Agony Shorthand


Monday, June 28, 2004
A $12 TRIP INTO THE 78 COLLECTOR PSYCHE.....Can be yours if you’re ready to spring double figures for a bulging copy of 78 QUARTERLY, an infrequently-published fanzine (in every sense of the word) for collectors of rare pre-WWII 78rpm blues, jazz and hillbilly records. I’ve never seen anything like it. I bought issues #10 and #11, the most recent, in hopes of learning more about lost and uncomped country blues artists. Instead, and I’m not really complaining, you get the most arcane and obsessive look into the world of collectors – a world in which catalog numbers matter far more than the names of the players (“Black Patti 8036” rather than the Southern Jubilee Quartette), in which collectors trade stories of their best finds, and in which the layout is done completely and totally by gluestick-encrusted hand.
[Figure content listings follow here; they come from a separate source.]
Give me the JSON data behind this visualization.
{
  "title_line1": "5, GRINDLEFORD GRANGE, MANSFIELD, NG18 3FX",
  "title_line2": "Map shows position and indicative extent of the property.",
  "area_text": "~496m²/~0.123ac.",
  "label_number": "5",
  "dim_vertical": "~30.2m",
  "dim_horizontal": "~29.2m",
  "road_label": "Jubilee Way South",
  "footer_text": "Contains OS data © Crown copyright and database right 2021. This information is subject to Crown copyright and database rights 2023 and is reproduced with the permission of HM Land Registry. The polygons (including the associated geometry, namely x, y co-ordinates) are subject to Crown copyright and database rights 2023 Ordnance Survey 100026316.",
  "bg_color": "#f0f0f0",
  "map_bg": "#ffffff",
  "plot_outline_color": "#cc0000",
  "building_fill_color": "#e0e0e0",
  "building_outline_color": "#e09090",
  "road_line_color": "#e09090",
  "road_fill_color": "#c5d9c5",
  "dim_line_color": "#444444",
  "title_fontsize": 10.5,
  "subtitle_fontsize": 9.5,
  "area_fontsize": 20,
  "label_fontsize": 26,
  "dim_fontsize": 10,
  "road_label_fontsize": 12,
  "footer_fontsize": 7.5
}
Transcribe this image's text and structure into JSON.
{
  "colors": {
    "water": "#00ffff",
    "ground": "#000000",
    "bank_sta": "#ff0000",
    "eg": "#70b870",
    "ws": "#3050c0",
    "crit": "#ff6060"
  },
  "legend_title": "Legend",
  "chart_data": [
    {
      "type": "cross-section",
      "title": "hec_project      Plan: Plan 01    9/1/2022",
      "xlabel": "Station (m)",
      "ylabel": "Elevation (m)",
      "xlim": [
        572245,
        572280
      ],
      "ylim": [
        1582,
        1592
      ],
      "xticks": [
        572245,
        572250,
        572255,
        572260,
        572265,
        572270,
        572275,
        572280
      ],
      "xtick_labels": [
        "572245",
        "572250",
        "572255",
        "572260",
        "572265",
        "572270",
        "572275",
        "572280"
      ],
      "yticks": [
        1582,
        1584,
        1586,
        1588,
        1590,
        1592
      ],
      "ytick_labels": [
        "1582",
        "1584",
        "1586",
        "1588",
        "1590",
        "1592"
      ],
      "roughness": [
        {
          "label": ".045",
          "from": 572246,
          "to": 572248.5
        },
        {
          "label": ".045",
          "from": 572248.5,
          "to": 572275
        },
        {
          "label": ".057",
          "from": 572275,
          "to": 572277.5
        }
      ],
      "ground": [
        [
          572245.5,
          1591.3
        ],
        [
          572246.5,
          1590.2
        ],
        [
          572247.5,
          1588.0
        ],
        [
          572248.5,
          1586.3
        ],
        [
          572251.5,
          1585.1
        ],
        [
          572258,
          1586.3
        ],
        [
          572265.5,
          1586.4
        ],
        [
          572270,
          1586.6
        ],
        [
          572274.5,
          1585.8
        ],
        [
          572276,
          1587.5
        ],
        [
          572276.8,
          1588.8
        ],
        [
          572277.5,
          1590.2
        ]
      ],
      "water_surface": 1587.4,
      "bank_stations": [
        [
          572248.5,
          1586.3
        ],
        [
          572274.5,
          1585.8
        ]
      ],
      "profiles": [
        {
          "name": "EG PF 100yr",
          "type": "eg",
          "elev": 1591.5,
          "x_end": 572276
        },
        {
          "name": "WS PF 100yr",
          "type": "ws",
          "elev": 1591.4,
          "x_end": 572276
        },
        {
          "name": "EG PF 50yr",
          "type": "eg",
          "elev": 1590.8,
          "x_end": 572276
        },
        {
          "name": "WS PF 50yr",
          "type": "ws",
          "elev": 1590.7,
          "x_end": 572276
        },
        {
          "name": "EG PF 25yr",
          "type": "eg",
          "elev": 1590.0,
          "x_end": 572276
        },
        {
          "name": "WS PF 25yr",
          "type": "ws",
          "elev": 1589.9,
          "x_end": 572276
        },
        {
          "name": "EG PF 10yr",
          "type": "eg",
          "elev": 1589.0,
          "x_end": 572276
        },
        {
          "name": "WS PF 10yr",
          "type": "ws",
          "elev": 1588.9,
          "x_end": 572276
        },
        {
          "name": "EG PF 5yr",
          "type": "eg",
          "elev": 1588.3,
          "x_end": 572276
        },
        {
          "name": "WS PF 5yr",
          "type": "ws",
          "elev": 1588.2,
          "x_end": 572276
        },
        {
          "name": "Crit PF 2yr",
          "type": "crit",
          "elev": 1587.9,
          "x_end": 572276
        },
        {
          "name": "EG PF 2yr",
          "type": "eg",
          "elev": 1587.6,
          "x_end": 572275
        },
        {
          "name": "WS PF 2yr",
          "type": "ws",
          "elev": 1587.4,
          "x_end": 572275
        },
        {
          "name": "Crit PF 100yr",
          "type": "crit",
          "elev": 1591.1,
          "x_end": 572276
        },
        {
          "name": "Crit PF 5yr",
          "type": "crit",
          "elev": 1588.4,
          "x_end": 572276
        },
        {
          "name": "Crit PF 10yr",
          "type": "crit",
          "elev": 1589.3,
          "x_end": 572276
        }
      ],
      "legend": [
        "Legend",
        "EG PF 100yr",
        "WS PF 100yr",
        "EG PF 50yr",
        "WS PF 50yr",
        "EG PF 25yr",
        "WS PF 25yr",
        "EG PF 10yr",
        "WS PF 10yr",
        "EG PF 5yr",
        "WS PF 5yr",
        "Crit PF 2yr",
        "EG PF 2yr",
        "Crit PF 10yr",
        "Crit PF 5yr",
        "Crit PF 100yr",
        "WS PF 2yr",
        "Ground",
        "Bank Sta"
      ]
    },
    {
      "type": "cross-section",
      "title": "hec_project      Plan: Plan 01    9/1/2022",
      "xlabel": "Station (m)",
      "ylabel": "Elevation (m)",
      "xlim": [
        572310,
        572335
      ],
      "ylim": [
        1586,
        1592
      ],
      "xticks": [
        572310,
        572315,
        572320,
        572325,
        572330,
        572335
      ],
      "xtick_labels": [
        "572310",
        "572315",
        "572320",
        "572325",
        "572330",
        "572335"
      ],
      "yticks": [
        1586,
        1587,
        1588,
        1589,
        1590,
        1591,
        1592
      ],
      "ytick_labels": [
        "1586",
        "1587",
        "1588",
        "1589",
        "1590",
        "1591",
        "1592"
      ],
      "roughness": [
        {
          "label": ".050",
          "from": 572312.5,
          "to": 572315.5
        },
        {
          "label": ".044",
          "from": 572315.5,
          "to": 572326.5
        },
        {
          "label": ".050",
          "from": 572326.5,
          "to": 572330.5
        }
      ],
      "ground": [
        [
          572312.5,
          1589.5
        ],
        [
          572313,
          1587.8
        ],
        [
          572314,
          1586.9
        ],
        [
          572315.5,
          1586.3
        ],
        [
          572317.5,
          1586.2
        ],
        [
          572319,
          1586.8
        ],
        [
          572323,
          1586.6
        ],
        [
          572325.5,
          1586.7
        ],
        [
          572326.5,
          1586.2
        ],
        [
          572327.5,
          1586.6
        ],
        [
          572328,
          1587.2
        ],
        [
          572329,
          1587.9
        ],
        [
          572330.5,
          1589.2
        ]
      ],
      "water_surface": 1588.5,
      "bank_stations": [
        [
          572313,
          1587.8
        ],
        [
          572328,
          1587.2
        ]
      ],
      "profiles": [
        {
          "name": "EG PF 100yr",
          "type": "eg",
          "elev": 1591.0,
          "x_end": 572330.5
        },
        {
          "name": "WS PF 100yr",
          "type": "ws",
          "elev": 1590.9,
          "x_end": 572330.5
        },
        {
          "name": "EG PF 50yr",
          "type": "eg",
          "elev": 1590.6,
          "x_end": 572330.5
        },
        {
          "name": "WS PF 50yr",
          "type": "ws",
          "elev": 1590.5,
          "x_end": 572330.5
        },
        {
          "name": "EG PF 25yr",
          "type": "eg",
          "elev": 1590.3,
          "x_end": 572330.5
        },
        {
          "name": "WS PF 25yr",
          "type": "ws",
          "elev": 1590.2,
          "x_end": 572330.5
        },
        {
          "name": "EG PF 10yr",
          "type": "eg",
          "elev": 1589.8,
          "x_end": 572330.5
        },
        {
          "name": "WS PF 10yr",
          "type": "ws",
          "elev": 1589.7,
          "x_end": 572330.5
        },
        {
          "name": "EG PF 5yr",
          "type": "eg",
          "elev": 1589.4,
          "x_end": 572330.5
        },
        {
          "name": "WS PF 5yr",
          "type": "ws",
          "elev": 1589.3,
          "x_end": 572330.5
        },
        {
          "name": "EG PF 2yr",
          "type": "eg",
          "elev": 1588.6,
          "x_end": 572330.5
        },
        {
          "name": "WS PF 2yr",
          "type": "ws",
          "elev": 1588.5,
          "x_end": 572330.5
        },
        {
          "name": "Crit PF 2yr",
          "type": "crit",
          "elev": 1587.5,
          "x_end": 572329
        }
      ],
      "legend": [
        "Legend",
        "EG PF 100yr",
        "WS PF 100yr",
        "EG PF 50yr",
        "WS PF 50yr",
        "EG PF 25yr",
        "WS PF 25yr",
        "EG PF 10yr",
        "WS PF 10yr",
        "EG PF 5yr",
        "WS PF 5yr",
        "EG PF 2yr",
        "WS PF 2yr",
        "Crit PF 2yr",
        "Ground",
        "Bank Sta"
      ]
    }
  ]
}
In #11 pictures of the labels of each and every Black Patti release are pornographically laid out over dozens and dozens of pages, with scant information other than catalog listings, old ads from the Chicago Defender, and the odd story of how a given collector found it (“I was traveling late at night in 1966 in the Northern Virginia hill country, when I sideswiped an old black man with a crate of records in his trunk…” etc.). It’s quite fun, but not a real fountainhead of needed information. You’ve met these sorts of fellas if you’ve ever hung around a store in which old 78s are sold, in which they’re usually yakking for hours with the proprietor about their finds. I think of them of folk heroes of a sort, and this is their bible, for your cultural archeological pleasure.